Паровоз уже пускал пары.
— А для кого же вы играете? — спросил Самарин.
Женщина подняла одно плечо, как бы извиняясь.
— Поезд идет на фронт, вот я вам и играю…
— А вы? Вы? Вы кто? — задыхаясь, спрашивал Самарин. Его ослепили солнце, желтый песок, сарафан и блеск глаз женщины.
— Я эвакуированная. Работаю тут. У меня дома очень хорошие пластинки остались… прекрасные пластинки.
— А муж? На фронте, да?
— Ничего я не знаю… — ответила женщина. Что-то в ее голосе дрогнуло, но она улыбнулась. — Все равно надо жить, — сказала она. — Правда? Надо жить…
— Да, да, — прошептал Самарин, поглядывая то на паровоз, то на женщину и садик за ее спиной.
Взгляд у него стал такой напряженный, что женщина перестала улыбаться.

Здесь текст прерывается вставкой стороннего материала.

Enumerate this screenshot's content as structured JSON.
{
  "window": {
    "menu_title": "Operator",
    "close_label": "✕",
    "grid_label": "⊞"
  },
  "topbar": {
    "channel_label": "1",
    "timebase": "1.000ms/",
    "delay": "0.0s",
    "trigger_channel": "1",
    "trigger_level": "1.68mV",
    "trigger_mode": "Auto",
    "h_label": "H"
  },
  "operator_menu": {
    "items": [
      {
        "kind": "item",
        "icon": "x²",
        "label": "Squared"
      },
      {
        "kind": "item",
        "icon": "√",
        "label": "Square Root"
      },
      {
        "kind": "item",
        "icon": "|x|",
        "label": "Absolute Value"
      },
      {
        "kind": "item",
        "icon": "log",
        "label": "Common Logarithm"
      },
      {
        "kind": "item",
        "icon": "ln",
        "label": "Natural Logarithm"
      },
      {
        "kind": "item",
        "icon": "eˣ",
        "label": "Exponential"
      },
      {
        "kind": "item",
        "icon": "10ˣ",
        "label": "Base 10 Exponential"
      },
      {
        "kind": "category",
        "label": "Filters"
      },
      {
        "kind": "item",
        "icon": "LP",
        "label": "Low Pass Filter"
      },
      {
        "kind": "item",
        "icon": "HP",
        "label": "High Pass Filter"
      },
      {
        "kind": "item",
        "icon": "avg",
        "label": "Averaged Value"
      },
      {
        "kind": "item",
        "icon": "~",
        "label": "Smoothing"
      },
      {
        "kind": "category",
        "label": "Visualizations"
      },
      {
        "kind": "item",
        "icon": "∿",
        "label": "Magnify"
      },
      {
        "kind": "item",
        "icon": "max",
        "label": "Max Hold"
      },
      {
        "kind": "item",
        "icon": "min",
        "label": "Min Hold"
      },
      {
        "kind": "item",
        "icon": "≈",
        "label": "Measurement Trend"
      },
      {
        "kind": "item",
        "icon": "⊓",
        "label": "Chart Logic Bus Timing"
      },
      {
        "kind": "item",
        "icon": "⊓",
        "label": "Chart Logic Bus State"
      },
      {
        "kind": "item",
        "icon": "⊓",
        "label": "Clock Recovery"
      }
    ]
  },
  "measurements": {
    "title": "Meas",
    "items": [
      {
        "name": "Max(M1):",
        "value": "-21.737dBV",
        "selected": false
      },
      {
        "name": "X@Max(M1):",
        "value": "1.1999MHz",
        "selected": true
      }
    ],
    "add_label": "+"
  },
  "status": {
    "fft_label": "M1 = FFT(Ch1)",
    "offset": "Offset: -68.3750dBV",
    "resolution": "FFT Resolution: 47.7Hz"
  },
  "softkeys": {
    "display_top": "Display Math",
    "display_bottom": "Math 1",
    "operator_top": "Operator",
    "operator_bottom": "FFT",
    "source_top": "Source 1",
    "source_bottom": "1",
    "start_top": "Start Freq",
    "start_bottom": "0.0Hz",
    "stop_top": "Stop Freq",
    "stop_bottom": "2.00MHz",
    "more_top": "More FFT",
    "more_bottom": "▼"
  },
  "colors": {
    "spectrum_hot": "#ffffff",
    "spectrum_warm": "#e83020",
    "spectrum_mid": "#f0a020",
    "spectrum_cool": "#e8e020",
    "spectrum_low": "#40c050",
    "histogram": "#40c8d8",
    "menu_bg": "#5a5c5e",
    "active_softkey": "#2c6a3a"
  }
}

Игла крутилась на одном и том же месте пластинки, повторяя одни и те же слова.
— Идите в вагон, опоздаете… — сказала женщина растерянно.
— Успею… — Самарин решился: — Я один… совершенно один… Можно мне написать вам?..
Она испугалась:
— Не надо, что вы! Не надо…
— Не сердитесь, только не сердитесь. Скажите мне, как вас зовут?
Я инстинктивно подвинулась ближе к вагону, но глаз не могла оторвать от этой женщины, такой красивой, что ей даже прихорашиваться, наряжаться не надо было.